O acórdão prossegue dizendo que “[P]ara que a afetação predeterminada do produto de um imposto que incide sobre produtos sujeitos a impostos especiais de consumo permita considerar que esse imposto tem um motivo específico na aceção da mesma disposição, é preciso que o imposto em causa tenha por objeto, por si mesmo, assegurar a realização do motivo específico invocado e que, portanto, exista um vínculo direto entre a utilização das receitas do imposto e o referido motivo”.

Diz ainda o acórdão que, na falta deste “mecanismo” - um vínculo direto entre a utilização das receitas do imposto e o referido motivo – “um imposto que incide sobre produtos sujeitos a impostos especiais de consumo apenas pode ser considerado como tendo um motivo específico, na aceção do artigo 1.°, n.° 2, da Diretiva 2008/118, se esse imposto for concebido, no que respeita à sua estrutura, nomeadamente, à matéria coletável ou à taxa de tributação, de modo a influenciar o comportamento dos contribuintes num sentido que permita a realização do motivo específico invocado, por exemplo, tributando significativamente os produtos considerados para desencorajar o seu consumo.”

Existem, pois, duas modalidades, digamos, de “motivo específico” (na aceção do artigo 1.º, n.º 2 da Diretiva: ou “um vínculo direto entre a utilização das receitas do imposto e o motivo específico; ou um tributo concebido, no que respeita à sua estrutura, de modo a influenciar o comportamento dos contribuintes num sentido que permita a realização do motivo específico invocado.
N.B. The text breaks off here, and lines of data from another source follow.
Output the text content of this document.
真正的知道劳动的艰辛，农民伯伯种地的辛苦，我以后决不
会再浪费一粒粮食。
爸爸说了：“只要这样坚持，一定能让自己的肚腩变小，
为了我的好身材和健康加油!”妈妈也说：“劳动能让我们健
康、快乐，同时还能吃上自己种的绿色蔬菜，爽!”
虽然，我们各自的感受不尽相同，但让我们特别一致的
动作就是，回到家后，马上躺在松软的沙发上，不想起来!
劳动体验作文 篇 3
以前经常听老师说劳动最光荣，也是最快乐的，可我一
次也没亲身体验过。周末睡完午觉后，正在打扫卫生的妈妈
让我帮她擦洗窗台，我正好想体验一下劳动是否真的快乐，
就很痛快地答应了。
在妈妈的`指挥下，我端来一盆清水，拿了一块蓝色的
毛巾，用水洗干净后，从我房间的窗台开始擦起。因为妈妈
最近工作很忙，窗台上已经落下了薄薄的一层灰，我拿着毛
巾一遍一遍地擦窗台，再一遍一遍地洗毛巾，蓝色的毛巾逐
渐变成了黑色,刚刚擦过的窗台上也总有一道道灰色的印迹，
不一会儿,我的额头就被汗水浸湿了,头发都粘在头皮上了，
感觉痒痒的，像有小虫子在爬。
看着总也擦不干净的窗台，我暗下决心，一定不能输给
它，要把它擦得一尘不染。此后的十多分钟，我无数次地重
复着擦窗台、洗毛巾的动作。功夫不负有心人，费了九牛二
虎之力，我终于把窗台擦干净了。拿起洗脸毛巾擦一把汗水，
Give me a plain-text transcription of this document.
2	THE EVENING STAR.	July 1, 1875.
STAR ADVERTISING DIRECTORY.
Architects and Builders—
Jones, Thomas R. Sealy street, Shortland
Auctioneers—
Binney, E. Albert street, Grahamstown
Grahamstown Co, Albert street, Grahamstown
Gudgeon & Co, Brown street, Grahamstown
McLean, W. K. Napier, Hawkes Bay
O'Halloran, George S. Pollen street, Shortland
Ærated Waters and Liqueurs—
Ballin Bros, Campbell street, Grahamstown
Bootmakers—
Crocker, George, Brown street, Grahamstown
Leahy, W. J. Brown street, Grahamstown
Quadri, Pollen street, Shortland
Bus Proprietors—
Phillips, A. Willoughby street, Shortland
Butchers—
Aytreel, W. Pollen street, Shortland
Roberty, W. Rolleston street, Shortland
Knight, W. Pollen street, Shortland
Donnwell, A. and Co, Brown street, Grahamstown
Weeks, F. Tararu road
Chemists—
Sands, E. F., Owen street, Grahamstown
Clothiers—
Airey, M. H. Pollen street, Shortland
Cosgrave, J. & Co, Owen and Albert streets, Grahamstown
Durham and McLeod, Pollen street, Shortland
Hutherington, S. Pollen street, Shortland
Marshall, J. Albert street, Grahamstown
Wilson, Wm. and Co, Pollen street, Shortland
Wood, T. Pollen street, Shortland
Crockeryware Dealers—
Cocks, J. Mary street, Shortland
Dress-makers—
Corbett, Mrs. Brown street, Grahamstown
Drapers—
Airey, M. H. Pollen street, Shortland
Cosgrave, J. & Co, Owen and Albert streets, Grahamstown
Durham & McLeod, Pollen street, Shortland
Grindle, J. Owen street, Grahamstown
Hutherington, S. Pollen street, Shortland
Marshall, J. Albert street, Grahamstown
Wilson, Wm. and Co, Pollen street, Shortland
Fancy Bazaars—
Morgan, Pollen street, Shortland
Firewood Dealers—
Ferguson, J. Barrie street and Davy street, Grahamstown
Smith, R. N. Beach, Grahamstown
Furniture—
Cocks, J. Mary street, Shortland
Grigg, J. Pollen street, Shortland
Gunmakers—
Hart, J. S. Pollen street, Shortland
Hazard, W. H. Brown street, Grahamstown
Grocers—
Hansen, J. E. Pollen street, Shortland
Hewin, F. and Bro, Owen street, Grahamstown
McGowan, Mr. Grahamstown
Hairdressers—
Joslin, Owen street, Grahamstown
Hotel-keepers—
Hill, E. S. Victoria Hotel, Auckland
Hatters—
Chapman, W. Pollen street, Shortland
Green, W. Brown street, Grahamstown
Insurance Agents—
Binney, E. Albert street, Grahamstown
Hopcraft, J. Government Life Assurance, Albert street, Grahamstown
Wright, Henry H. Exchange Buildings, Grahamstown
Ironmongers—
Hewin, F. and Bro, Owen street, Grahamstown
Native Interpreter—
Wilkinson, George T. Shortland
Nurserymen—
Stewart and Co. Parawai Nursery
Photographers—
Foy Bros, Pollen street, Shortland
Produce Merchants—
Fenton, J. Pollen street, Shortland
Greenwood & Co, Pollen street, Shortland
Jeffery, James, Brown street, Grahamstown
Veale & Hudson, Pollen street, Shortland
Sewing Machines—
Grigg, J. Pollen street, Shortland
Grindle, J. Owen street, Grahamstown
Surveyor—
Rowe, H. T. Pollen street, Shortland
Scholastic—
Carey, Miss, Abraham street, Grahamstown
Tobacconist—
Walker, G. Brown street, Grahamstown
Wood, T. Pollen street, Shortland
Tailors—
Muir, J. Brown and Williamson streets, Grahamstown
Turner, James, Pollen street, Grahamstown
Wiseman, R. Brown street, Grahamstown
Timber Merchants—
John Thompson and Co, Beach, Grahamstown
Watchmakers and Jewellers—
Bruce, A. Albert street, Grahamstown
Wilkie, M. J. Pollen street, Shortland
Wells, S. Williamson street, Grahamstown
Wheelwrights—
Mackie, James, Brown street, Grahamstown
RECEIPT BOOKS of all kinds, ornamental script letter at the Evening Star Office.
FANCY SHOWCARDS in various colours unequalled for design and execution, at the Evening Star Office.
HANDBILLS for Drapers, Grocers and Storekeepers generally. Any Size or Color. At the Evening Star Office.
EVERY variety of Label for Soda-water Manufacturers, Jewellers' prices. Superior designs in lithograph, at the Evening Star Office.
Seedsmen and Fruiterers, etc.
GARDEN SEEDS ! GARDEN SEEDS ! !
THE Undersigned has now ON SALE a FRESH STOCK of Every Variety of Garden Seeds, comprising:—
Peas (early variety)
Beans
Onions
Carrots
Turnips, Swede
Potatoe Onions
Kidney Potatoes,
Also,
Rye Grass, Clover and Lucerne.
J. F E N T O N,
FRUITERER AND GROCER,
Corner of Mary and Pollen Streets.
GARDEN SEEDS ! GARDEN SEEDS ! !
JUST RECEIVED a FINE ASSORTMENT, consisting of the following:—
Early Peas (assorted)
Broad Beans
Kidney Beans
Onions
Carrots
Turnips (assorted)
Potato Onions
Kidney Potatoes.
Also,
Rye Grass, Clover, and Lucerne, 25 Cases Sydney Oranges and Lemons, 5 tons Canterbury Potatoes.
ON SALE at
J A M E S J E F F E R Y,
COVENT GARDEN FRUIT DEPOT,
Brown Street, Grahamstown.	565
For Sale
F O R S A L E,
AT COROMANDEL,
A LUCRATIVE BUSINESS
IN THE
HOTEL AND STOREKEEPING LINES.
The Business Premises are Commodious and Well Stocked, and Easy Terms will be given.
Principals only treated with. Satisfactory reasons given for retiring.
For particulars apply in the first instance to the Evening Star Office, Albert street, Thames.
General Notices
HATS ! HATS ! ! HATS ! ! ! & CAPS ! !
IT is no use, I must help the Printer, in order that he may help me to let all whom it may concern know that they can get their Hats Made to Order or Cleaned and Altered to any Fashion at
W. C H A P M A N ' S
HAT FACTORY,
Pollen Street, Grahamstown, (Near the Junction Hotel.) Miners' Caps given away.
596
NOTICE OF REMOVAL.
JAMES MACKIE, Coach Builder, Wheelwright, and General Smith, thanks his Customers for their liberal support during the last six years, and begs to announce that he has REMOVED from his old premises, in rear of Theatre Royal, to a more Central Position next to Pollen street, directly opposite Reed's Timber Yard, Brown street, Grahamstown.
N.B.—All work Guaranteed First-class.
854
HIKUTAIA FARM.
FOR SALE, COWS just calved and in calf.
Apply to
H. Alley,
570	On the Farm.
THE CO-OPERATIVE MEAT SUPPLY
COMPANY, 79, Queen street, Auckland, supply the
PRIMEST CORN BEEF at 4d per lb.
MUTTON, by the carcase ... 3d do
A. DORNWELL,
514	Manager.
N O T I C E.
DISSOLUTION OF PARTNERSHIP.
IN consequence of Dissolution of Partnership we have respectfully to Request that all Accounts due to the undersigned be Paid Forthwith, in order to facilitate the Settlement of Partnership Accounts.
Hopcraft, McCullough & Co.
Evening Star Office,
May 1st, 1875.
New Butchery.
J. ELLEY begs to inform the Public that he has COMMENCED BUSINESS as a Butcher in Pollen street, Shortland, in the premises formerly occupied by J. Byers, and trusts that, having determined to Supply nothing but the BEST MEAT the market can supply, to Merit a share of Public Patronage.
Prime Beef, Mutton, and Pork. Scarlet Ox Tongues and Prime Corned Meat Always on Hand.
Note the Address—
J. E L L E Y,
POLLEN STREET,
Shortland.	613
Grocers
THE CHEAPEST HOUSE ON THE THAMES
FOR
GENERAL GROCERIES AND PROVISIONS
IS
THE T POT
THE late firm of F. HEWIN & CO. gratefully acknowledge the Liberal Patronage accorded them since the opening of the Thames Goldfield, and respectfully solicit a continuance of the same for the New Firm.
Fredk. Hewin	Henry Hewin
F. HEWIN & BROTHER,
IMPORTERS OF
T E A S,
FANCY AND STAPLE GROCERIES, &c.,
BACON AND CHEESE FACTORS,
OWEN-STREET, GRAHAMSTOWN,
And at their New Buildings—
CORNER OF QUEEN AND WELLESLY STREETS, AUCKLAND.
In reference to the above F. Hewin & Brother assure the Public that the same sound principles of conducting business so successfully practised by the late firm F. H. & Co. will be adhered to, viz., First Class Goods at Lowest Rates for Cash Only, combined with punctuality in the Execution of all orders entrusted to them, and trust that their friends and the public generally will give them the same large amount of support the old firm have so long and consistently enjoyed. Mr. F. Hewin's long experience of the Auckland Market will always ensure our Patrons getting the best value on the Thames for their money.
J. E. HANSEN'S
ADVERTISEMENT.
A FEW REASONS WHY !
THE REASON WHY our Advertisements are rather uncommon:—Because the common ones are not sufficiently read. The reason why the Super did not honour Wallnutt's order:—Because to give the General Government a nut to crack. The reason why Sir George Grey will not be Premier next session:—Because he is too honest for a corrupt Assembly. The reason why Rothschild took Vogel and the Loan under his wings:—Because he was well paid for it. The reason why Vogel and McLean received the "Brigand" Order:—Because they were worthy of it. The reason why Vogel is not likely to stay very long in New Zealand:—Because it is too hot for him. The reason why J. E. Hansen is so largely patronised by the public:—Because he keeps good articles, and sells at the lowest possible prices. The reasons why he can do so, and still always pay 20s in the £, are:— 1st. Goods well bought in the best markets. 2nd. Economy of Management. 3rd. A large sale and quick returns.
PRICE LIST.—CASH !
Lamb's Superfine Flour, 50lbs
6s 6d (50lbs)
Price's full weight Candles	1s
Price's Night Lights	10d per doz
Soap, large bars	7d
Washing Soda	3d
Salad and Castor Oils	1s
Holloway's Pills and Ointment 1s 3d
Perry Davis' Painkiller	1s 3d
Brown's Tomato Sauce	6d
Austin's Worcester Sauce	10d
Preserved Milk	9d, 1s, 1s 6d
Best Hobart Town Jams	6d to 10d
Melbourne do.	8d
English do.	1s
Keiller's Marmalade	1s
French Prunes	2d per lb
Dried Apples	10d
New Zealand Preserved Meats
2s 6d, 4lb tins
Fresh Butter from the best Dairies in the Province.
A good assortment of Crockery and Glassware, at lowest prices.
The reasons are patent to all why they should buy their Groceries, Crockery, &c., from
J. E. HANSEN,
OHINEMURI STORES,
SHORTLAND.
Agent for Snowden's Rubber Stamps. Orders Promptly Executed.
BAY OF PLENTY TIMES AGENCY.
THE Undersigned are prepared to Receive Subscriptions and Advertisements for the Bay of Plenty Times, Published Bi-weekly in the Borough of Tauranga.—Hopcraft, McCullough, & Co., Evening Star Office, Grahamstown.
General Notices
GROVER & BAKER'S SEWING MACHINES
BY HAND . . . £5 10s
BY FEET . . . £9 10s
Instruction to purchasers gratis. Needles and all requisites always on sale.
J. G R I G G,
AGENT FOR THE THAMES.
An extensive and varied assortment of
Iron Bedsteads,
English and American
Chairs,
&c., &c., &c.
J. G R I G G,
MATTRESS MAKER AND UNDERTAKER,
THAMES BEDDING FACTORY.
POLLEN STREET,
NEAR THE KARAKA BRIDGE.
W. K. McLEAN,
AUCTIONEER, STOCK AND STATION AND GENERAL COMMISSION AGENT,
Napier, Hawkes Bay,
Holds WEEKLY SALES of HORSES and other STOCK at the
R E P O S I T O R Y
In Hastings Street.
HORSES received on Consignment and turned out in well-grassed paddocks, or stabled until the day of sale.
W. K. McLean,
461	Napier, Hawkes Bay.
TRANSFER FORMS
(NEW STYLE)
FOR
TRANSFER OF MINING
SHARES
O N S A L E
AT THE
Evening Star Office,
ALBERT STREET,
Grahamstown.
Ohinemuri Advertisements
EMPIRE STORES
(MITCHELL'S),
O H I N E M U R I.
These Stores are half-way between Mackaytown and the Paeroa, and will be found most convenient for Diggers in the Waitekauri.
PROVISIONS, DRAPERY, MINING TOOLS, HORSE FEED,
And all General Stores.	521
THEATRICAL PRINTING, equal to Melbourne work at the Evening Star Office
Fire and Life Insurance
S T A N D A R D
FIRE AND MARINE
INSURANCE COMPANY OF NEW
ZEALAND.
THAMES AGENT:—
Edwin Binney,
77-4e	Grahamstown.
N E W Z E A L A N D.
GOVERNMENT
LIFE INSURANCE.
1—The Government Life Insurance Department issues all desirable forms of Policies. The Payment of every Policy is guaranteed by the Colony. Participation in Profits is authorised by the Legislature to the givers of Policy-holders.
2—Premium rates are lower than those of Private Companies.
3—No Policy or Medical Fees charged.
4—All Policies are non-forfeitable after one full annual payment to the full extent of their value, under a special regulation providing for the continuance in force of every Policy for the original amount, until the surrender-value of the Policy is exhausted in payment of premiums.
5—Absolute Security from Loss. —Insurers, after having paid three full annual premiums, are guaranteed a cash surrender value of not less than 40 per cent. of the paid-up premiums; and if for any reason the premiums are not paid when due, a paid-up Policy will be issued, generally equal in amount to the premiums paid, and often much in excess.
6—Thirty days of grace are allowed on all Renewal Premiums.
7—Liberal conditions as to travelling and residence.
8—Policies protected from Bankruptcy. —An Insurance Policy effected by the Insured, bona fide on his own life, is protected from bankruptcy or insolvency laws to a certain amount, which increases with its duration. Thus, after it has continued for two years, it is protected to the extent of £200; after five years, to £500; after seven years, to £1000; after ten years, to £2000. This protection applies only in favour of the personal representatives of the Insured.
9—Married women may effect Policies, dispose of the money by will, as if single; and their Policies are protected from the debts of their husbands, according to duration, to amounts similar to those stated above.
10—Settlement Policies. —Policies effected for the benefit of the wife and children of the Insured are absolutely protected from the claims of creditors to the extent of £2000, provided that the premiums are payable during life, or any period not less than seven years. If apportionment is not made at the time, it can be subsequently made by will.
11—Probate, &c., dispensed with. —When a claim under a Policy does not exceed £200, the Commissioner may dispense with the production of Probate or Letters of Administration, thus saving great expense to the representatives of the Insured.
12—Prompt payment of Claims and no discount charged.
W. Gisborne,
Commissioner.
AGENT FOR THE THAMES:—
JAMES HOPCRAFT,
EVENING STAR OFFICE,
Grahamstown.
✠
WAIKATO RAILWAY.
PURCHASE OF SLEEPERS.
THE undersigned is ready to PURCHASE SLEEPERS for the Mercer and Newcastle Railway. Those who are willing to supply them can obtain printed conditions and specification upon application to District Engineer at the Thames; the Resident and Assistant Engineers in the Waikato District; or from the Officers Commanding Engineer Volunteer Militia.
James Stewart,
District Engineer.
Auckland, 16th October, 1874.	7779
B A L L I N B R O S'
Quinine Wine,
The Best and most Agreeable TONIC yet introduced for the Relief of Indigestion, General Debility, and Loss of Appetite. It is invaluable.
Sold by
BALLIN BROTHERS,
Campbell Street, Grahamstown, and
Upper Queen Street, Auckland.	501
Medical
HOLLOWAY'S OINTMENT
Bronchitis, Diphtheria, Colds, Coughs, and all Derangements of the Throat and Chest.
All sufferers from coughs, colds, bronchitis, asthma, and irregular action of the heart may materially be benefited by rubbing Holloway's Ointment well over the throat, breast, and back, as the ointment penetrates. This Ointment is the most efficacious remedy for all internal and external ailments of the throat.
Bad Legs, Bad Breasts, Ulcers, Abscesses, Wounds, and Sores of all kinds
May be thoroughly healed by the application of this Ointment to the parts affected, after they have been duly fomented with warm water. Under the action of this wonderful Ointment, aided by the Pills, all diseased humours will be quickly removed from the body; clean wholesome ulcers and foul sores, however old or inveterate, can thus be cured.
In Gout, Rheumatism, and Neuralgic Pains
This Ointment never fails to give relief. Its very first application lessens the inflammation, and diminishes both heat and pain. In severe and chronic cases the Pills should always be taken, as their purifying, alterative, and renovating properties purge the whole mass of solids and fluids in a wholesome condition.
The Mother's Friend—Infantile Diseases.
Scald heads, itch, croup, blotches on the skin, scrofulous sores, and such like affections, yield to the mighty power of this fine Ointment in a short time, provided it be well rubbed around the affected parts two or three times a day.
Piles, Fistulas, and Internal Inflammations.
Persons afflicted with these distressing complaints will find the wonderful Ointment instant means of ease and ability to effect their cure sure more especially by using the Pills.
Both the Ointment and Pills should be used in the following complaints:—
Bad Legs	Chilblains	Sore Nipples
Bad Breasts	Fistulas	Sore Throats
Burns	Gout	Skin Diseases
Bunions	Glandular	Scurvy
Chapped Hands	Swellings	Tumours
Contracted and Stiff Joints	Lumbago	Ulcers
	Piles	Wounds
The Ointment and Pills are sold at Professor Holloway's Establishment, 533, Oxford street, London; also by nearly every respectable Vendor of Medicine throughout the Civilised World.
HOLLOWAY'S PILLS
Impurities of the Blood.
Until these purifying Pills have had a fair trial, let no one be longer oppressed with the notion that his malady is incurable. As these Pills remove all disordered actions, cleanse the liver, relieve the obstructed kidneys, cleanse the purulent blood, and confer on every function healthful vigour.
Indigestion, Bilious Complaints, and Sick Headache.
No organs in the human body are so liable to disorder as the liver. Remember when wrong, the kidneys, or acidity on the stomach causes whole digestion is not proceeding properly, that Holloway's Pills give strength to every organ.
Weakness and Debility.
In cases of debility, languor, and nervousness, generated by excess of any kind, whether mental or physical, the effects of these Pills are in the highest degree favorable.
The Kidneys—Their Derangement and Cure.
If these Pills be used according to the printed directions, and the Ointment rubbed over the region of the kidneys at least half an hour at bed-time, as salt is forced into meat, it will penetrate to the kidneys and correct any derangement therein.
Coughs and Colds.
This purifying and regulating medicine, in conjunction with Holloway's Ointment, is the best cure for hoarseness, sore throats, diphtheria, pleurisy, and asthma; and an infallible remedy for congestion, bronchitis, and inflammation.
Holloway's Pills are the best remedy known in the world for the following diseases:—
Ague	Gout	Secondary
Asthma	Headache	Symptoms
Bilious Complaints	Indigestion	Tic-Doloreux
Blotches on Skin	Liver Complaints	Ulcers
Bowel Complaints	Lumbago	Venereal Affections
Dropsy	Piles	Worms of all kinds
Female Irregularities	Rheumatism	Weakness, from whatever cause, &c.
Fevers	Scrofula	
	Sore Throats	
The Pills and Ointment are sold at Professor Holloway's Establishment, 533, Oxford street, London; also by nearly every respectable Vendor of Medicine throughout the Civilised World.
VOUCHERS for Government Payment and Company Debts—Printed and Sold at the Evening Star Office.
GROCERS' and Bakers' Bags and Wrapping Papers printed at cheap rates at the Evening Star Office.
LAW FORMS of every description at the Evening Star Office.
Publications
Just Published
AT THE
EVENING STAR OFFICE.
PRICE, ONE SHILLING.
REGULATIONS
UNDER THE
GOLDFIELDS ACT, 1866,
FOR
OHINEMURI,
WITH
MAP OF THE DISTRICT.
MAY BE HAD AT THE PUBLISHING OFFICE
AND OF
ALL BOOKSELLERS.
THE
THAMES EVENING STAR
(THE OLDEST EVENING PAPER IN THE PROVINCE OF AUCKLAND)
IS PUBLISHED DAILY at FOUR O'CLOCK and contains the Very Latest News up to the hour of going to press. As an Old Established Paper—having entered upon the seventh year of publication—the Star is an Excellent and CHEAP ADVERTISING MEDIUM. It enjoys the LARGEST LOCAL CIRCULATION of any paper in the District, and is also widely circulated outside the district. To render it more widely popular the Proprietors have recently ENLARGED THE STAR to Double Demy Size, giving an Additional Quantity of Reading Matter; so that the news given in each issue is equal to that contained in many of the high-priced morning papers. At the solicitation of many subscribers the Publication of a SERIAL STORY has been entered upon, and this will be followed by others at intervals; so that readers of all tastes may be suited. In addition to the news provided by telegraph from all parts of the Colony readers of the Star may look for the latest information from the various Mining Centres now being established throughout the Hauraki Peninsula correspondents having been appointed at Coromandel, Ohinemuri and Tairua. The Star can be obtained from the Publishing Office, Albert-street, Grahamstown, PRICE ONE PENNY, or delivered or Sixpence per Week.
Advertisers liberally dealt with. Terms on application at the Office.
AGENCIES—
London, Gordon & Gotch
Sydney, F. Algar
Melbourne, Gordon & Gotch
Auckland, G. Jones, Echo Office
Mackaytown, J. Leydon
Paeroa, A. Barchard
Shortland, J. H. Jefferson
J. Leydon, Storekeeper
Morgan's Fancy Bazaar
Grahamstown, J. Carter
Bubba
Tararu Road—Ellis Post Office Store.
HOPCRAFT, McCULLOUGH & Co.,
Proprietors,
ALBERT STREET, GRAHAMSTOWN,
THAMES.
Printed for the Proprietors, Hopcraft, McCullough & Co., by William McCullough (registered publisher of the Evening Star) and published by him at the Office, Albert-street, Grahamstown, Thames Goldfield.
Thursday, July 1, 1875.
Trata-se de duas modalidades alternativas de “motivo específico”, que não se sobrepõem nem se confundem.

Voltando ao caso concreto do acórdão Statoil Fuel & Retail, a receita do imposto em causa destinava-se e fora efetivamente utilizada no financiamento do exercício da competência do município em matéria de organização dos transportes públicos na respetiva área urbana. O tributo não cabia, portanto, na segunda modalidade de “motivo específico” indicada. Tal como o tributo no caso Statoil Fuel & Retail, também a CSR se destina a uma finalidade específica, que é o financiamento da rede rodoviária nacional a cargo da EP – Estradas de Portugal E.P.E., e mais concretamente a respetiva conceção, projeto, construção, conservação, exploração, requalificação e alargamento.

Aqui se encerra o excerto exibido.